A word on pornography is in order, as much of the conversation hovered around this theme. And, though there were none in the conservative Christian community who openly participated in the conversation, it is safe to say that whether a nude image is pornographic is of concern to both sides. Numerous factors were mentioned in attempts to define pornography. Some remarked that what distinguishes pornography is that it is a violent assault on the image of a person, and one that all too often includes physical and emotional exploitation. After all, child slaves are used by pornographers. But then there seems to be a sliding scale on what is acceptable, given different cultures. Someone mentioned, for example, that Cezanne had painted an image of the reclining goddess Aphrodite and was widely scorned because he let out that the subject was a prostitute. But, this person continued, no one would object to it in today’s art world. Others wondered whether graphic sexual images could "tip" certain people "over" and make them deviant. Some responded that they had seen numerous constructive and rewarding encounters between young people and images of graphic sex. Then someone brought up the connection between pornography and photography. With modern techniques people film sex acts, complete with sound and music score. This is a very powerful medium, nothing like what is available elsewhere in the visual arts of Western culture. But someone brought up ancient erotica. Whether Chinese or Greek, this erotica indicates that pornography predates the camera, so it’s not just a matter of medium. Indeed, someone remarked that such erotica, because it does not involve exploitation of others, is fine, even therapeutic. And so it went. And so it will continue to be in American culture.

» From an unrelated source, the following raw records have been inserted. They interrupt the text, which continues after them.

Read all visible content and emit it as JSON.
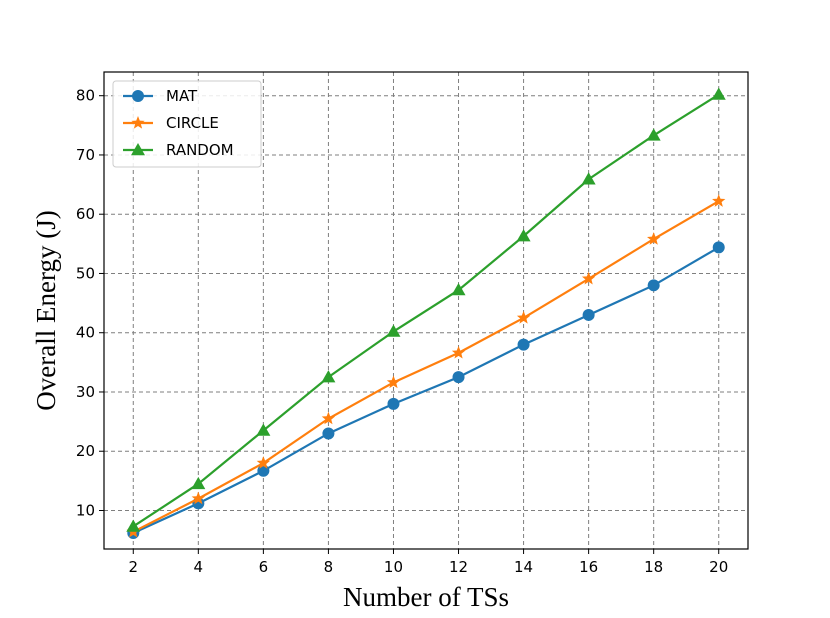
{
  "chart_data": {
    "type": "line",
    "xlabel": "Number of TSs",
    "ylabel": "Overall Energy (J)",
    "x": [
      2,
      4,
      6,
      8,
      10,
      12,
      14,
      16,
      18,
      20
    ],
    "xlim": [
      1.1,
      20.9
    ],
    "ylim": [
      3.5,
      84
    ],
    "xticks": [
      2,
      4,
      6,
      8,
      10,
      12,
      14,
      16,
      18,
      20
    ],
    "yticks": [
      10,
      20,
      30,
      40,
      50,
      60,
      70,
      80
    ],
    "grid": true,
    "legend_position": "top-left",
    "series": [
      {
        "name": "MAT",
        "color": "#1f77b4",
        "marker": "circle",
        "values": [
          6.2,
          11.2,
          16.7,
          23.0,
          28.0,
          32.5,
          38.0,
          43.0,
          48.0,
          54.4
        ]
      },
      {
        "name": "CIRCLE",
        "color": "#ff7f0e",
        "marker": "star",
        "values": [
          6.4,
          12.0,
          18.0,
          25.5,
          31.6,
          36.6,
          42.5,
          49.1,
          55.8,
          62.2
        ]
      },
      {
        "name": "RANDOM",
        "color": "#2ca02c",
        "marker": "triangle",
        "values": [
          7.3,
          14.5,
          23.5,
          32.5,
          40.2,
          47.2,
          56.3,
          65.9,
          73.3,
          80.2
        ]
      }
    ]
  }
}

In closing, consider this continuum: All nudes are pornographic. No nudes are pornographic. Some nudes are pornographic. No matter what you choose, your choice will be controversial. One thing is for sure. On any given day, in any small town in America, you can find someone who believes that all nude images are pornographic. And this leads to the heart of this conversation on censorship. Should you shut that person down? Or should you tolerate the perspective?